DE
LAS DINASTÍAS A LA
REPÚBLICA CHINA
De
acuerdo con la tradición, el pueblo chino se originó en el valle del Huang He o
río Amarillo. Las leyendas hablan de un creador, P’an Ku, al que sucedieron una
serie de soberanos celestiales, terrestres y humanos.
Pese
a que las pruebas arqueológicas son escasas, se han encontrado restos humanos
que datan de hace 460.000 años; el cultivo de arroz se inició en la China
oriental aproximadamente en el 5500 a.C.; y los restos arqueológicos que
demuestren la existencia de vida política datan del año 1766 a.C.
La
tradición dice que los Xia (1994-1766 a.C.) fueron la primera dinastía
china hereditaria, que sólo desapareció cuando fue expulsado su último
gobernante debido al poder tiránico que ejerció sobre su pueblo. Sin embargo,
no hay restos arqueológicos que confirmen esta historia; la primera dinastía de
la cual hay evidencias históricas es la Shang.
Desde
estas primitivas épocas, las dinastías hereditarias fueron el sistema de
gobierno impuesto en China, que generalmente caían y eran sustituídas por
otras. Estas dinastías llevaron una política de expansión territorial mediante
un sistema de vasallaje y el fortalecimiento de una clase guerrera.
Durante
la dinastía Zhou
(1122-256 a.C.),
nacen las grandes escuelas filosóficas chinas.
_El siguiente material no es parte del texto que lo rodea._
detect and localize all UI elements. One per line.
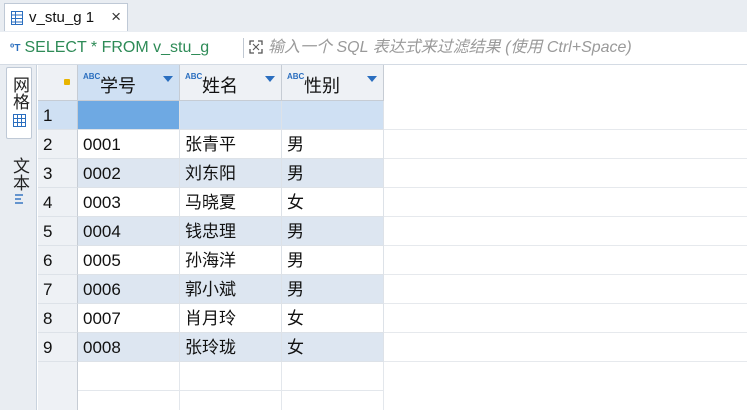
table-row[interactable]: 3 0002 刘东阳 男 (38, 159, 747, 188)
table-cell[interactable]: 马晓夏 (180, 188, 282, 217)
row-filler (384, 333, 747, 362)
table-row[interactable]: 8 0007 肖月玲 女 (38, 304, 747, 333)
row-number[interactable]: 4 (38, 188, 78, 217)
table-cell[interactable]: 男 (282, 217, 384, 246)
table-cell[interactable]: 郭小斌 (180, 275, 282, 304)
row-filler (384, 101, 747, 130)
string-type-icon: ABC (287, 72, 305, 81)
table-cell[interactable]: 男 (282, 246, 384, 275)
view-mode-grid-tab[interactable]: 网格 (6, 67, 32, 139)
table-cell[interactable]: 张玲珑 (180, 333, 282, 362)
table-row[interactable]: 4 0003 马晓夏 女 (38, 188, 747, 217)
row-filler (384, 246, 747, 275)
sql-query-text: SELECT * FROM v_stu_g (24, 39, 210, 56)
table-cell[interactable]: 0005 (78, 246, 180, 275)
table-row[interactable]: 2 0001 张青平 男 (38, 130, 747, 159)
table-cell[interactable]: 男 (282, 130, 384, 159)
table-cell[interactable]: 0008 (78, 333, 180, 362)
table-row[interactable]: 5 0004 钱忠理 男 (38, 217, 747, 246)
sort-dropdown-icon[interactable] (367, 76, 377, 82)
row-filler (384, 275, 747, 304)
row-filler (384, 130, 747, 159)
text-view-icon (15, 194, 23, 204)
table-cell[interactable]: 女 (282, 188, 384, 217)
table-cell[interactable]: 女 (282, 304, 384, 333)
tab-v-stu-g[interactable]: v_stu_g 1 × (4, 3, 128, 31)
row-filler (384, 188, 747, 217)
editor-tab-bar: v_stu_g 1 × (0, 0, 747, 33)
table-cell[interactable] (78, 101, 180, 130)
column-header-xingbie[interactable]: ABC 性别 (282, 65, 384, 101)
grid-empty-area (38, 362, 747, 410)
row-number[interactable]: 5 (38, 217, 78, 246)
table-cell[interactable] (282, 101, 384, 130)
table-cell[interactable]: 女 (282, 333, 384, 362)
grid-line (78, 390, 384, 391)
sort-dropdown-icon[interactable] (265, 76, 275, 82)
empty-column (180, 362, 282, 410)
table-cell[interactable]: 0006 (78, 275, 180, 304)
row-number[interactable]: 6 (38, 246, 78, 275)
table-cell[interactable]: 0001 (78, 130, 180, 159)
row-number[interactable]: 2 (38, 130, 78, 159)
string-type-icon: ABC (185, 72, 203, 81)
table-icon (11, 10, 23, 25)
table-cell[interactable]: 0002 (78, 159, 180, 188)
sql-query-display[interactable]: ⁰T SELECT * FROM v_stu_g (10, 36, 242, 60)
row-filler (384, 304, 747, 333)
table-row[interactable]: 7 0006 郭小斌 男 (38, 275, 747, 304)
row-number[interactable]: 3 (38, 159, 78, 188)
empty-column (78, 362, 180, 410)
column-header-label: 性别 (304, 76, 340, 96)
grid-icon (12, 114, 26, 127)
string-type-icon: ABC (83, 72, 101, 81)
table-row[interactable]: 9 0008 张玲珑 女 (38, 333, 747, 362)
lock-icon (64, 79, 70, 85)
column-header-xuehao[interactable]: ABC 学号 (78, 65, 180, 101)
table-cell[interactable]: 张青平 (180, 130, 282, 159)
column-header-label: 学号 (100, 76, 136, 96)
close-icon[interactable]: × (111, 8, 121, 26)
table-cell[interactable]: 男 (282, 275, 384, 304)
row-number[interactable]: 8 (38, 304, 78, 333)
filter-bar: ⁰T SELECT * FROM v_stu_g (0, 32, 747, 65)
table-cell[interactable]: 0004 (78, 217, 180, 246)
filter-expression-input[interactable] (268, 36, 738, 60)
table-cell[interactable]: 孙海洋 (180, 246, 282, 275)
sql-query-icon: ⁰T (10, 42, 21, 54)
row-number[interactable]: 7 (38, 275, 78, 304)
divider (243, 38, 244, 58)
results-grid: ABC 学号 ABC 姓名 ABC 性别 1 2 0001 张青平 男 3 00… (38, 65, 747, 410)
tab-title: v_stu_g 1 (29, 9, 95, 26)
table-row[interactable]: 6 0005 孙海洋 男 (38, 246, 747, 275)
table-cell[interactable]: 男 (282, 159, 384, 188)
empty-column (282, 362, 384, 410)
table-row[interactable]: 1 (38, 101, 747, 130)
grid-corner[interactable] (38, 65, 78, 101)
grid-tab-label: 网格 (10, 76, 29, 110)
table-cell[interactable]: 钱忠理 (180, 217, 282, 246)
table-cell[interactable] (180, 101, 282, 130)
sort-dropdown-icon[interactable] (163, 76, 173, 82)
row-header-empty (38, 362, 78, 410)
row-number[interactable]: 9 (38, 333, 78, 362)
expand-filter-icon[interactable] (249, 40, 263, 54)
row-number[interactable]: 1 (38, 101, 78, 130)
table-cell[interactable]: 0007 (78, 304, 180, 333)
view-mode-panel: 网格 文本 (0, 65, 37, 410)
table-cell[interactable]: 刘东阳 (180, 159, 282, 188)
view-mode-text-tab[interactable]: 文本 (6, 149, 32, 209)
column-header-xingming[interactable]: ABC 姓名 (180, 65, 282, 101)
column-header-label: 姓名 (202, 76, 238, 96)
row-filler (384, 217, 747, 246)
row-filler (384, 159, 747, 188)
text-tab-label: 文本 (10, 157, 29, 191)
table-cell[interactable]: 肖月玲 (180, 304, 282, 333)
table-cell[interactable]: 0003 (78, 188, 180, 217)
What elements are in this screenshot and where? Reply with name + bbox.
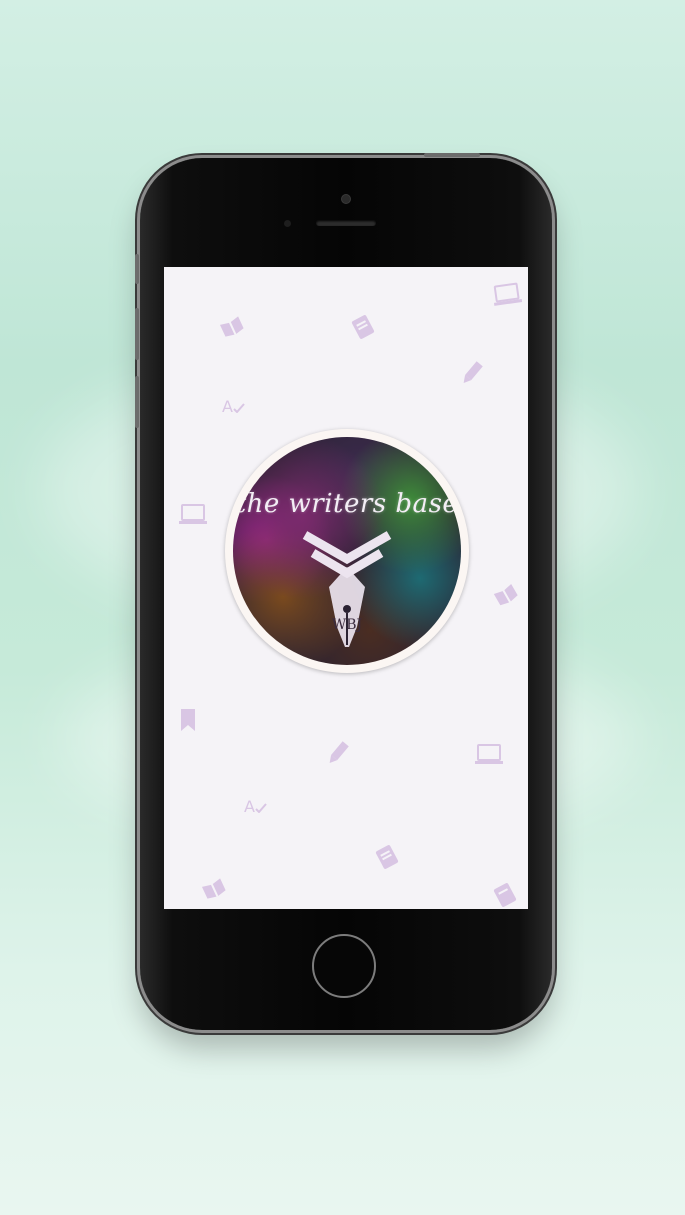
logo-watercolor-badge: the writers base WBJ	[233, 437, 461, 665]
proximity-sensor	[284, 220, 291, 227]
earpiece-speaker	[316, 220, 376, 226]
spellcheck-glyph: A	[244, 797, 255, 816]
spellcheck-glyph: A	[222, 397, 233, 416]
app-logo: the writers base WBJ	[225, 429, 469, 673]
spellcheck-icon: A	[222, 399, 245, 415]
bookmark-icon	[178, 707, 198, 733]
volume-up-button	[135, 308, 139, 360]
pencil-icon	[324, 738, 351, 767]
notebook-icon	[490, 879, 521, 909]
volume-down-button	[135, 376, 139, 428]
logo-monogram: WBJ	[332, 617, 362, 633]
laptop-icon	[490, 281, 523, 309]
phone-frame: A A the writers base WBJ	[135, 153, 552, 1030]
spellcheck-icon: A	[244, 799, 267, 815]
book-icon	[199, 875, 229, 903]
front-camera	[341, 194, 351, 204]
notebook-icon	[372, 841, 403, 873]
splash-screen: A A the writers base WBJ	[164, 267, 528, 909]
pen-nib-emblem-icon: WBJ	[302, 531, 392, 647]
mute-switch	[135, 254, 139, 284]
book-icon	[217, 313, 247, 341]
laptop-icon	[178, 503, 208, 527]
pencil-icon	[458, 358, 485, 387]
notebook-icon	[348, 311, 379, 343]
power-button	[424, 153, 480, 157]
book-icon	[491, 580, 522, 609]
laptop-icon	[474, 743, 504, 767]
home-button[interactable]	[312, 934, 376, 998]
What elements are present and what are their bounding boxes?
Confucio creía que los sabios
gobernantes de ese periodo habían trabajado para crear una sociedad ideal, por
lo que intentó crear una clase de caballeros virtuosos y cultivados que
pudieran desempeñar los altos cargos del gobierno y guiar al pueblo a través de
su ejemplo personal.
Las
doctrinas del taoísmo, de Laozi y Zhuangzi -la segunda gran escuela filosófica
existente durante este periodo- desdeñaban el sistema estructurado que
preconizaban los confucianos para el cultivo de la virtud humana y el
establecimiento del orden social. Abogaban por un retorno a las comunidades
agrícolas primitivas, en las cuales la vida podía seguir un curso más natural.
Una
tercera escuela de pensamiento fue el legalismo. Razonando que los grandes
desórdenes del momento exigían nuevas y
drásticas medidas, los legalistas abogaban por el establecimiento de un orden
social basado en leyes estrictas e impersonales, que rigieran cada aspecto de
la actividad humana. Para reforzar este sistema propugnaban el establecimiento
de un Estado rico y poderoso, en el cual el soberano tendría una autoridad
incontestable. Los legalistas instaban a la socialización del capital, el
establecimiento del monopolio gubernamental y otras medidas económicas
designadas para enriquecer al Estado, reforzar su poder militar y centralizar
el control administrativo.
El
reino de Qin (siglo IV a.C.), uno de los estados periféricos emergentes del
noroeste, se embarcó en un programa de reformas administrativas, económicas y
militares, siguiendo las doctrinas legalistas y una generación después, los Qin
habían sojuzgado a los demás estados. De esta dinastía deriva el nombre de
China, y con él nacerá un nuevo período, el de la China Imperial.
Pero
las crisis políticas sumadas a la problemática social y económica (esclavitud;
pobreza del campesinado; grandes terratenientes con ejércitos privados) llevó a
guerras internas por el poder y sustitución de unas dinastías por otras.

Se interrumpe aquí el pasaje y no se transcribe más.